A menudo encontramos que hablamos de esferas de la realidad diferenciadas, sin nexos comunes, donde es habitual encontrar carencias sociales en ámbitos "espirituales" o religiosos y también a la inversa, donde es muy difícil hablar de aspectos espirituales o de cambio de valores en espacios políticos o de transformación social.

Con este encuentro matinal, hablaremos de todo esto con unos invitados especiales que han podido desarrollar a lo largo de su experiencia vital ambas caras de la misma realidad. A continuación habrá turno de palabras y coloquio.

Después, haremos una tiempo de silencio en grupo para experimentar la joya del silencio interior y finalmente compartiremos la comida con aquello que cada cual haya podido traer.

Todo esto, en un ambiente privilegiado, abierto y cercano cómo es el Monasterio de Sant Jeroni del Arrayán, un santuario de soledad y silencio, testigo de los signos del tiempo, un verdadero museo al aire libre.

Estáis invitados/datos y si os motiva podéis hacer difusión entre quien creéis que le puede interesar.

Os esperamos!

Ved también:

http://integralivital.net/2017/02/20/espiritualitat-i-canvi-social/
Libro "Activismo y espiritualidad"

Detalles

El próximo Sábado, 04/03/2017 tendrá lugar en el monasterio de San Jeroni de la Murtra (una joya del gótico catalán situado en Badalona y dinamizado por una comunidad heterogénea) una primera jornada sobre «Espiritualidad y transformación social». Esta quiere ser una oportunidad para poner sobre la mesa la relación entre el cambio interior y el cambio exterior, entre la voluntad de mirarnos a nosotros mismos y nuestra conexión profunda con la vida y con las preguntas fundamentales de la existencia y al mismo tiempo tener en cuenta el mundo en el que vivimos, con sus estructuras y valores que dificultan en gran medida una evolución emancipadora de la persona y de la sociedad.
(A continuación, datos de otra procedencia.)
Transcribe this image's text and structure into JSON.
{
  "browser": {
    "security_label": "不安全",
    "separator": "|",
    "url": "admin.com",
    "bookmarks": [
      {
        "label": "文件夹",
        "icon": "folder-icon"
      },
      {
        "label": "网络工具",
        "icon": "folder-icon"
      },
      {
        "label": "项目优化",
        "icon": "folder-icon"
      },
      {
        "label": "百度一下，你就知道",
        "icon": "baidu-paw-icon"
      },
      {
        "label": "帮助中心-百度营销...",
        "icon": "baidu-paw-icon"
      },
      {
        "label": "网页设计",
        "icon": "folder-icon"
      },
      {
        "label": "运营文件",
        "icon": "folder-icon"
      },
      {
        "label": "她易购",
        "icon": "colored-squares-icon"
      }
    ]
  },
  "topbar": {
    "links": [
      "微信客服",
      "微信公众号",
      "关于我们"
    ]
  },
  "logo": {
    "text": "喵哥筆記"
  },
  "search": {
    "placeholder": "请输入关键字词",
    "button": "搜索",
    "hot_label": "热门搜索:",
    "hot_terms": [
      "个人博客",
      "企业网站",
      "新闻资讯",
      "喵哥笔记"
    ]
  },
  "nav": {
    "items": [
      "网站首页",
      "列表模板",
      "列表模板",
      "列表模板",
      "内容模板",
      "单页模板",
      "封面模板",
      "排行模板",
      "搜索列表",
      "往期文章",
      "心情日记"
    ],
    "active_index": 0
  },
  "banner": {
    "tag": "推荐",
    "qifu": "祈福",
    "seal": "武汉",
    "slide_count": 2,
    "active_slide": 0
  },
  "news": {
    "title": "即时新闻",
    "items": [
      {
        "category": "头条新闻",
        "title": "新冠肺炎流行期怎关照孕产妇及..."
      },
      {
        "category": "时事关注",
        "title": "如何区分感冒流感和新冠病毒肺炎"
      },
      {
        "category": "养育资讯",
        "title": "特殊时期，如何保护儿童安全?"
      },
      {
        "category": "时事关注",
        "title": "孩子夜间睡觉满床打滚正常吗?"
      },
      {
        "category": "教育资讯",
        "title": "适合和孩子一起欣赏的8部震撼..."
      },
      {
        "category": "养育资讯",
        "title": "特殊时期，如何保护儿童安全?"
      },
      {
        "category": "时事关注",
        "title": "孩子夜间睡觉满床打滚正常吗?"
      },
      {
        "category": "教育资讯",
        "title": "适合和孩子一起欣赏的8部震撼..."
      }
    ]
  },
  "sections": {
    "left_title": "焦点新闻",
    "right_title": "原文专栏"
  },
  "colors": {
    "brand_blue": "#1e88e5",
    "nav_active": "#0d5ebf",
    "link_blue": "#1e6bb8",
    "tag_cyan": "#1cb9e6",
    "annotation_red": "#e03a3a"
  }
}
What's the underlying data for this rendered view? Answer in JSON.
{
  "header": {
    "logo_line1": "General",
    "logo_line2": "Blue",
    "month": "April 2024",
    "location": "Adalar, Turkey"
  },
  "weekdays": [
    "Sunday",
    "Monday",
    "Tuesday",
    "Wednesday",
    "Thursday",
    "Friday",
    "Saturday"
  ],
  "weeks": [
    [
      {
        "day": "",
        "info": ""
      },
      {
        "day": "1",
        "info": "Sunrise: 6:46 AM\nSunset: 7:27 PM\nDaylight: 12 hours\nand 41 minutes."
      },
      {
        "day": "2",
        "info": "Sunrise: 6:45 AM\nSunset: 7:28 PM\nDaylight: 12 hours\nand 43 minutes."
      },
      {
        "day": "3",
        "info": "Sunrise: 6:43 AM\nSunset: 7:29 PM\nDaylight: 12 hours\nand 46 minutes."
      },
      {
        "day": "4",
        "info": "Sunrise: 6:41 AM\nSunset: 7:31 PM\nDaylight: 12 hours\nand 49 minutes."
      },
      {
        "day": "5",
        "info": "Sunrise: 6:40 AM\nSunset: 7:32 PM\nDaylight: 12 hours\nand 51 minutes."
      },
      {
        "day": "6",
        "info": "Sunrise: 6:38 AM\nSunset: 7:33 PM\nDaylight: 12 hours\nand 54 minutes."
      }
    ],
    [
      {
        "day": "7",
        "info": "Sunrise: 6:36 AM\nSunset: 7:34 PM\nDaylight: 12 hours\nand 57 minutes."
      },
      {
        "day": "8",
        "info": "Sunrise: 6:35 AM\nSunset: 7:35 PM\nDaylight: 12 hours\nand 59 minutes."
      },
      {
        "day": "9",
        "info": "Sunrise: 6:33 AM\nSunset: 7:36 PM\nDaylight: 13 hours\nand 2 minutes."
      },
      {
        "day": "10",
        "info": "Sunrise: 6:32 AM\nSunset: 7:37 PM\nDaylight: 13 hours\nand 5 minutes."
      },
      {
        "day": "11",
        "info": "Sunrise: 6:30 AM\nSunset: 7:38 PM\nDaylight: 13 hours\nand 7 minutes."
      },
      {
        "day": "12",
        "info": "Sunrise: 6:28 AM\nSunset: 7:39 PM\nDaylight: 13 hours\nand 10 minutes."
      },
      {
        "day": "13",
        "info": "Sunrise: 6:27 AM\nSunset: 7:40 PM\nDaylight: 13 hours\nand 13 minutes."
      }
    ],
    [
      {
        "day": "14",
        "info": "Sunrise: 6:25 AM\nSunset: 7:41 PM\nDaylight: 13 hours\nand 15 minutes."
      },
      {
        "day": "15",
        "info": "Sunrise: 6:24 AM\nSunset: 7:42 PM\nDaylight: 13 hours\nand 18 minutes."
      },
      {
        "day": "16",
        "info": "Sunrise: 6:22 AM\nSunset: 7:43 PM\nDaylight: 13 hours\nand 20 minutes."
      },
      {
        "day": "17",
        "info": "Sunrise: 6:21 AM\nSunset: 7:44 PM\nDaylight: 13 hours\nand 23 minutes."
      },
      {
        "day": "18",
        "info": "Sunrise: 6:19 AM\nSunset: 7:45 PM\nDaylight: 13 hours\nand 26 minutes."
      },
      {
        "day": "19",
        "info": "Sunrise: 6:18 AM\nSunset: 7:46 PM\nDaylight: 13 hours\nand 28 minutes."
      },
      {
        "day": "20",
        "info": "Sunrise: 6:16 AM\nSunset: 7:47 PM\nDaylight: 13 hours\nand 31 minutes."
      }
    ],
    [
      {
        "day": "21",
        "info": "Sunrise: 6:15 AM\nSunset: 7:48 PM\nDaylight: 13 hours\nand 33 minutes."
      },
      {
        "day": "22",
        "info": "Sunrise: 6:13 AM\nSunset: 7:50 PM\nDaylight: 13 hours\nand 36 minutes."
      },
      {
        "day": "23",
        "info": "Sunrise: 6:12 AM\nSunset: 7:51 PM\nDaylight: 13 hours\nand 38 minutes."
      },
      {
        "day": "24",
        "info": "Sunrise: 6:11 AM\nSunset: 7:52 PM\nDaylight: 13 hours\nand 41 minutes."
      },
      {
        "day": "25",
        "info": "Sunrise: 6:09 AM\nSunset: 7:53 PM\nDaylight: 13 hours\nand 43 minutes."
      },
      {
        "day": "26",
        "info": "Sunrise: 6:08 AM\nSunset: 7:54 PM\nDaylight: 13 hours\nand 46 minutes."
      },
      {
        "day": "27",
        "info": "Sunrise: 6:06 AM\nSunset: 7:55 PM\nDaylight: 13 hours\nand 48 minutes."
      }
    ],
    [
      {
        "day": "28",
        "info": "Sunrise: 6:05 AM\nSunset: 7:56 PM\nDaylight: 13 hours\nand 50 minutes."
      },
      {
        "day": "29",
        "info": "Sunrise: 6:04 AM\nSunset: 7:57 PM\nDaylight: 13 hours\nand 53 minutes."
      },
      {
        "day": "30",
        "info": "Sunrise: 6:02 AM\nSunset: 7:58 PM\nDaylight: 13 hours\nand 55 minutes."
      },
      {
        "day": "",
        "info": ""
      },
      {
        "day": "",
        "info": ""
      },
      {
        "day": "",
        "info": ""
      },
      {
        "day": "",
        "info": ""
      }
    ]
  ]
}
Actualmente y en las últimas décadas las tendencias, luchas y movimientos que proponen cambios en el sistema social se encuentran bastante carentes de fuerza, de fe, de potencia y de conexión humana. A menudo caen en el materialismo, el politicismo y el odio al orden establecido como fuerza motora. Al mismo tiempo, los movimientos y tendencias que ponen más énfasis en el cambio interior y la espiritualidad suelen caer en el individualismo, el egocentrismo y el mercantilismo propio de las sociedades modernas neoliberales. Mientras a unos les sobran los juicios y el ojo crítico y les falta esperanza y confianza, a los otros les sobra ingenuidad y falta criterio firme respecto la acción de cara a los males del mundo. En los primeros el hecho de no tener una conexión más fuerte con la realidad existencial de la vida, con la potencia de los individuos, y una cosmovisión de amor y confianza hacia los demás, les quita mucha fuerza y posibilidades de victoria. A los segundos el hecho de dar la espalda a una transformación que vaya más allá de la persona en sí misma, que puede ir más allá de mejorar como ser concreto en la vida cotidiana, o trabajar las propias cuestiones internas del ego, para luchar contra las estructuras y tendencias opresivas que están más allá de nosotros y hacerles frente colectivamente, les quita también mucha fuerza y credibilidad y los inunda de impotencia, de modo que incluso pueden acabar convirtiéndose en corrientes reaccionarías que apuntalan al sistema más que lo impugnan. A un nivel personal, podemos decir que las personas con fuerza espiritual generalmente no se han dedicado a proyectarla hacia afuera sino a mirarse el ombligo, y que esto provoca que la potencia interna de cada uno se vea mermada; por otra parte, es difícil encontrar en las personas que se dedican a hacer proyectos y acciones sociales una conexión interna fuerte consigo mismos, con los demás y con la vida, por lo que sus acciones se ven también muy debilitadas y su fortaleza para oponerse al orden establecido disminuye.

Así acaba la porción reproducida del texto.